Nadie, excepto ellos, con las prebendas que disfrutan, y como servicio al Estado, tienen un acumulado patrimonio democrático, y que muchos querrían para sí. Los datos económicos de los políticos que han publicado sus abultados patrimonios es algo que daña a la inteligencia. Todo lo que percibe un político español no está sujeto a retención. No tiene que cotizar a la Seguridad Social porque su futura pensión siempre será superior a la máxima permitida por ellos para los demás. No les afecta los recortes que legislan ni las subidas de la bolsa de la compra, ni el Tribunal de Cuentas, ni Hacienda. No les afecta absolutamente nada. Todo el dinero que ingresan en su banco es limpio. No tienen gasto alguno. Todo es gratuito total. Todo está pagado, incluso los vicios, por los contribuyentes.

La incongruencia es que se pague por un servicio, que no cumplen, léase programa electoral, en el que su labor fundamental es legislar, para los demás, no para ellos, por estar aforados, incluyendo a personas con ínfimos estudios, pero necesarios para que su dedo teclee, para que haya quorum, aunque a veces se confundan, ¿adrede para despistar, que salte la polémica, sin trascendencia? Y toneladas leyes inservibles, inutilizables, que no tienen salida por lo mal que están redactadas.

La regeneración democrática, no puede ser de otro modo, debe empezar con la devolución de los patrimonios políticos acumulados en estos casi cuarenta años. Su trabajo debe ser de cinco días a la semana durante once meses. Los desplazamientos por aire, carretera, ferrocarril en deben ser en clase turista.
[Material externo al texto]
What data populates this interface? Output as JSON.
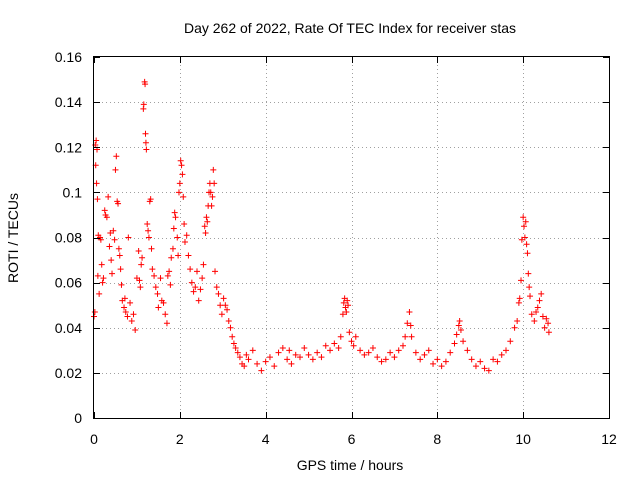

Se deben retirar los coches oficiales. Se deben retirar los iPhone, iPad, Modem 3G, ADSL en domicilio, que pagan los contribuyentes. De esta manera ya verían si su patrimonio tendría las cifras que tiene. ¿Para qué quieren tanto si no les va a dar tiempo a gastar?

Han vivido bien: comidos, bebidos, alojados, viajados, enviciados, y gratis. Algún parlamentario, desde 1978, viene pagando su partido político, una suite en el Hotel Westin Palace de Madrid, donde pernocta tres días a la semana. Un despilfarro a la vista, aunque permitido por los españoles.